Other Democrats were more insistent. “Congress must pass legislation that codifies Roe v. Wade as the law of the land in this country NOW,” said Vermont independent Sen. Bernie Sanders. “And if there aren’t 60 votes in the Senate to do it, and there are not, we must end the filibuster to pass it with 50 votes.”
As Sanders notes, in order to pass such a law, Democrats will first need to get 50 senators to agree to change the Senate’s filibuster rule. Only then can they pass an abortion rights protection law with a simple majority.
But even changing the filibuster looks near impossible.
Evelyn Hockstein | Reuters
Already this year, two Democratic senators said they opposed changing the filibuster to pass voting rights legislation: West Virginia’s Joe Manchin and Arizona’s Krysten Sinema.
In the case of voting rights, President Joe Biden had signaled he would go along with changing the rules if a bill could pass the Senate. But in other instances, Biden has also said he opposes changing the Senate filibuster rules.

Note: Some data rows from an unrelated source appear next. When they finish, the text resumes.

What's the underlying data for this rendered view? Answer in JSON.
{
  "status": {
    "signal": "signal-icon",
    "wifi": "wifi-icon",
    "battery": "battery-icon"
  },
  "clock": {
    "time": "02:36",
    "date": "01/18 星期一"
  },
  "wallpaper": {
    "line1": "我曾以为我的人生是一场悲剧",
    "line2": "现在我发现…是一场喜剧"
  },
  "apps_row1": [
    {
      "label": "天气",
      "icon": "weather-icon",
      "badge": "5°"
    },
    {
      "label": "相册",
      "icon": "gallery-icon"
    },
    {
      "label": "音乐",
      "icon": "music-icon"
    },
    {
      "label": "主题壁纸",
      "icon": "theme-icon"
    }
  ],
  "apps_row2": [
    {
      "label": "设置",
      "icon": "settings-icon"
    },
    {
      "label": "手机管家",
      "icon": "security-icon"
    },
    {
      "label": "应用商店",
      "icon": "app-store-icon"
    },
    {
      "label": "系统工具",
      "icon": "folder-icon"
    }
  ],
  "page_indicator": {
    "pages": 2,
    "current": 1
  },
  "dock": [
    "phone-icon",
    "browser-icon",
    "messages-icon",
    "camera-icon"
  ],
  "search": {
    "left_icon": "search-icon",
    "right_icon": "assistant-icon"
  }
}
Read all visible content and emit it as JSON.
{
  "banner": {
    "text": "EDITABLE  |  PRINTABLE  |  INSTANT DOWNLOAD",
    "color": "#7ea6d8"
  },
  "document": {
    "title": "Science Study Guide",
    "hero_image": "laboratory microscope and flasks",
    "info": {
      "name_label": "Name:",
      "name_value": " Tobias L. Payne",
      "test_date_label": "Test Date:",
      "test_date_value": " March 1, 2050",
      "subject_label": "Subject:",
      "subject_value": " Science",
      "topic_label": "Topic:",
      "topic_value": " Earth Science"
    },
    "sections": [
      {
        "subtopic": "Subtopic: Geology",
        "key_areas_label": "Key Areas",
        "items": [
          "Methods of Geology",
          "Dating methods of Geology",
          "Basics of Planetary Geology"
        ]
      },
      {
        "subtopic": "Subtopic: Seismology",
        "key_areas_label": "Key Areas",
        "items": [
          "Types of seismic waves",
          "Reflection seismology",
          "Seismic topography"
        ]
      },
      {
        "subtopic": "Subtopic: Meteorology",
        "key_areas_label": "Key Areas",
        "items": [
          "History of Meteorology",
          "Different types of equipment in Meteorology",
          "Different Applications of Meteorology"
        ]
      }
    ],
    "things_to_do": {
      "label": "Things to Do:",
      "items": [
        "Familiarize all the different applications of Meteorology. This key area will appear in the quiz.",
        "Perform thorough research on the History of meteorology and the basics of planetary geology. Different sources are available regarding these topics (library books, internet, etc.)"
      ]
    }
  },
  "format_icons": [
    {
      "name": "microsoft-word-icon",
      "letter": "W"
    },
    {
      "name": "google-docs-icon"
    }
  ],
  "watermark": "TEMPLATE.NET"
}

The president often argues that if Democrats change the rules to pass a bill they consider sacrosanct, like voting rights or abortion rights, then Republicans will have free rein to do the same the next time they control the Senate.
This could open a Pandora’s box of potential consequences that Biden has warned Democrats about both in public and in private.

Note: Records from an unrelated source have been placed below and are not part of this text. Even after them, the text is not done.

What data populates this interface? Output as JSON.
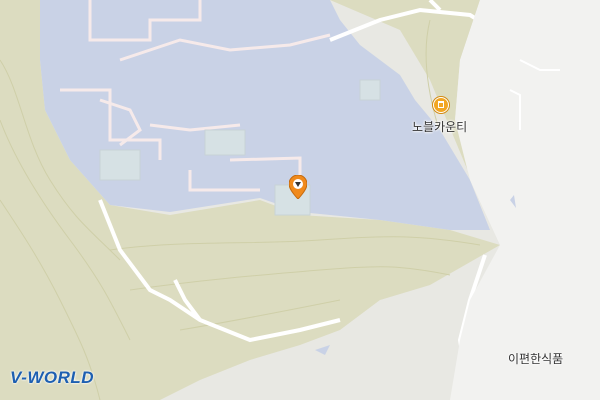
{
  "map": {
    "logo_text": "V-WORLD",
    "colors": {
      "land": "#e8e8e3",
      "forest": "#dcdcc0",
      "reservoir": "#c9d2e6",
      "road": "#ffffff",
      "contour": "#cfcfa8",
      "accent": "#f08a1c"
    },
    "pois": [
      {
        "name": "노블카운티",
        "icon": "building-icon"
      },
      {
        "name": "이편한식품",
        "icon": ""
      }
    ],
    "marker": {
      "icon": "location-pin-icon"
    }
  }
}
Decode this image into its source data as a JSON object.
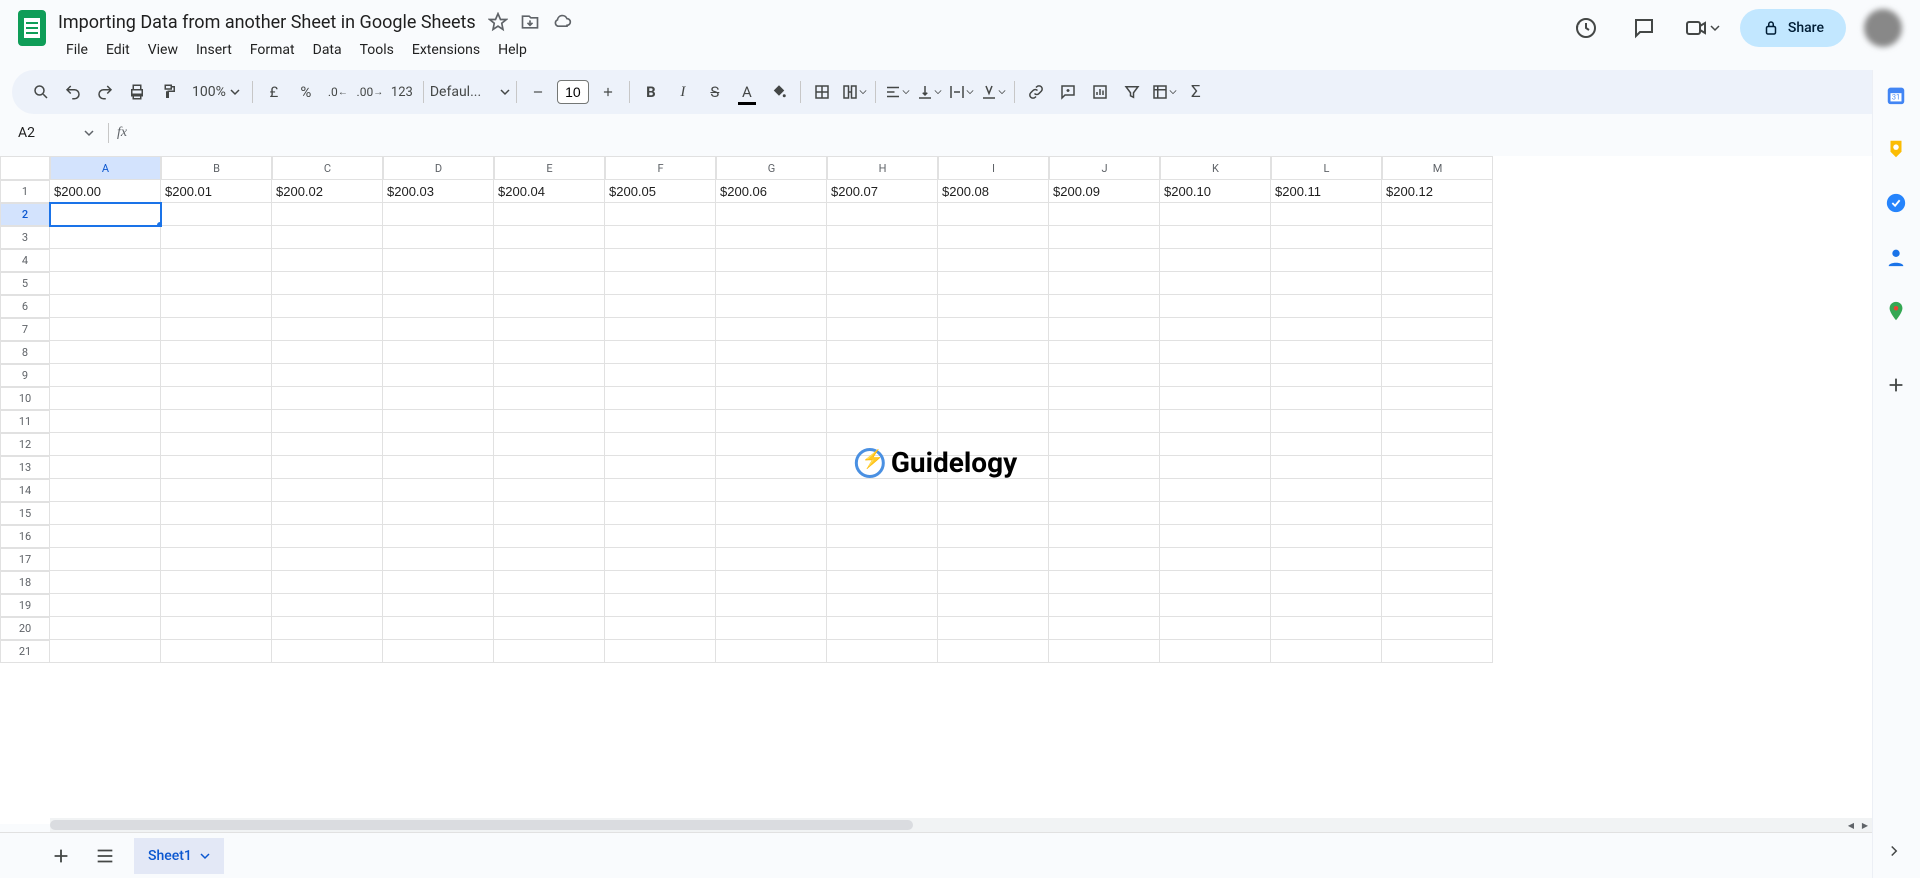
{
  "doc": {
    "title": "Importing Data from another Sheet in Google Sheets"
  },
  "menus": [
    "File",
    "Edit",
    "View",
    "Insert",
    "Format",
    "Data",
    "Tools",
    "Extensions",
    "Help"
  ],
  "share": {
    "label": "Share"
  },
  "toolbar": {
    "zoom": "100%",
    "currency": "£",
    "percent": "%",
    "dec_dec": ".0",
    "inc_dec": ".00",
    "num_fmt": "123",
    "font": "Defaul...",
    "font_size": "10"
  },
  "cellref": {
    "name": "A2",
    "formula": ""
  },
  "columns": [
    "A",
    "B",
    "C",
    "D",
    "E",
    "F",
    "G",
    "H",
    "I",
    "J",
    "K",
    "L",
    "M"
  ],
  "row1": [
    "$200.00",
    "$200.01",
    "$200.02",
    "$200.03",
    "$200.04",
    "$200.05",
    "$200.06",
    "$200.07",
    "$200.08",
    "$200.09",
    "$200.10",
    "$200.11",
    "$200.12"
  ],
  "selected_col": "A",
  "selected_row": 2,
  "visible_rows": 21,
  "watermark": "Guidelogy",
  "sheet_tabs": {
    "active": "Sheet1"
  }
}
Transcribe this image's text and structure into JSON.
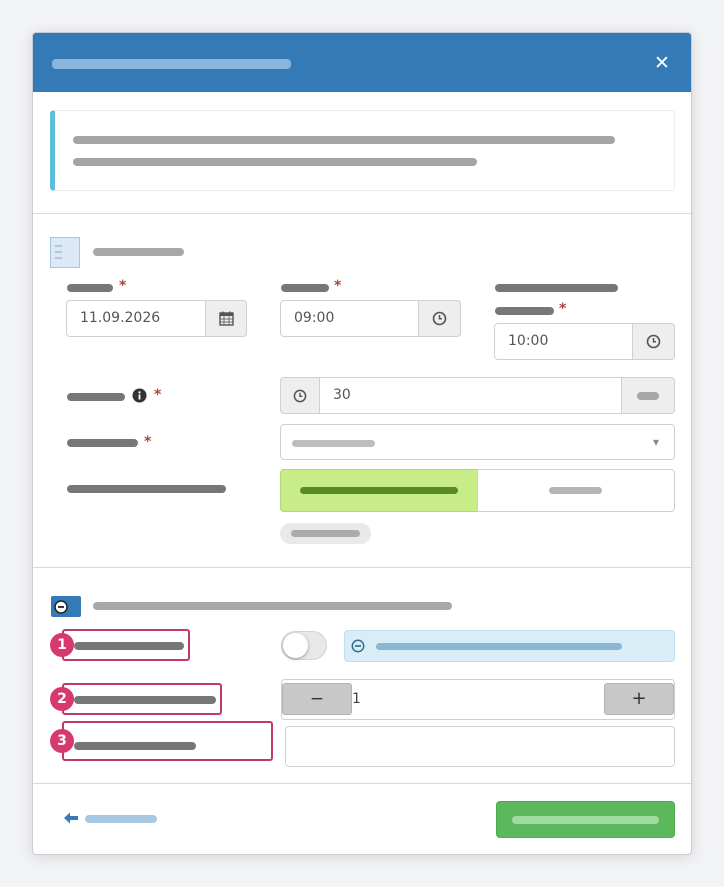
{
  "dialog": {
    "close_glyph": "✕",
    "close_icon": "close-icon"
  },
  "section1": {
    "icon": "list-document-icon",
    "date": {
      "value": "11.09.2026",
      "icon": "calendar-icon"
    },
    "time_start": {
      "value": "09:00",
      "icon": "clock-icon"
    },
    "time_end": {
      "value": "10:00",
      "icon": "clock-icon"
    },
    "duration": {
      "value": "30",
      "icon": "clock-icon",
      "info_icon": "info-circle-icon"
    },
    "select": {
      "caret": "▾"
    },
    "toggle_group": {
      "active_index": 0
    },
    "required_mark": "*"
  },
  "section2": {
    "icon": "minus-circle-icon",
    "badges": [
      "1",
      "2",
      "3"
    ],
    "switch": {
      "on": false
    },
    "info_bar_icon": "minus-circle-icon",
    "stepper": {
      "value": "1",
      "minus": "−",
      "plus": "+"
    }
  },
  "footer": {
    "back_icon": "arrow-left-icon"
  },
  "colors": {
    "header": "#337ab7",
    "callout_accent": "#5bc0de",
    "required": "#a94442",
    "toggle_active": "#c8ec88",
    "submit": "#5cb85c",
    "badge": "#d63a6d",
    "info_bar": "#d9edf7"
  }
}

It’s not difficult to imagine a Republican-controlled Senate passing some version of a nationwide federal abortion restriction using only a 50-vote threshold — or likewise, passing a nationwide voter ID law that could severely limit access to the polls.
Nonetheless, many progressives reject Biden’s justification for hanging on to the filibuster rule as an overly cautious and procedural response to what they say are monumental threats to basic constitutional rights.
Still, both legal scholars and political analysts note that Biden’s fear of unleashing a conservative free-for-all looks more justified today than it might have a few years ago.
For much of the Trump era, Democrats were on the ascent. They retook first the House in 2018 and then the Senate in 2020.
But now those roles are reversed. Republicans are currently favored to win control of both the House and the Senate in November’s midterms. if current trends hold, a Republican would have a good chance to win the presidency in 2024.
Even if a filibuster reform bill could pass the Senate, the current legislation in Congress to protect abortion rights, the House-passed Women’s Health Protection Act, still faces an enormous hurdle: Manchin, again.
Senator Joe Manchin (D-WV) exits the U.S. Capitol following a vote, on Capitol Hill in Washington, February 9, 2022.
Tom Brenner | Reuters
A self-described pro-life Democrat, Manchin was the only member of his party in the Senate to vote against advancing the Women’s Health Protection Act earlier this year.
On Tuesday, Manchin refused to answer questions about whether he would now support either changing the filibuster or codifying abortion rights into law.
And without Manchin on board to pass the final abortion protection legislation, going to great lengths to suspend the filibuster begins to look pointless.
This could help explain why Biden stopped well short of calling for filibuster reform following the release of Monday’s draft opinion.
If the Supreme Court overturns Roe, Biden said, “it will fall on our nation’s elected officials at all levels of government to protect a woman’s right to choose.”
“And it will fall on voters to elect pro-choice officials this November.”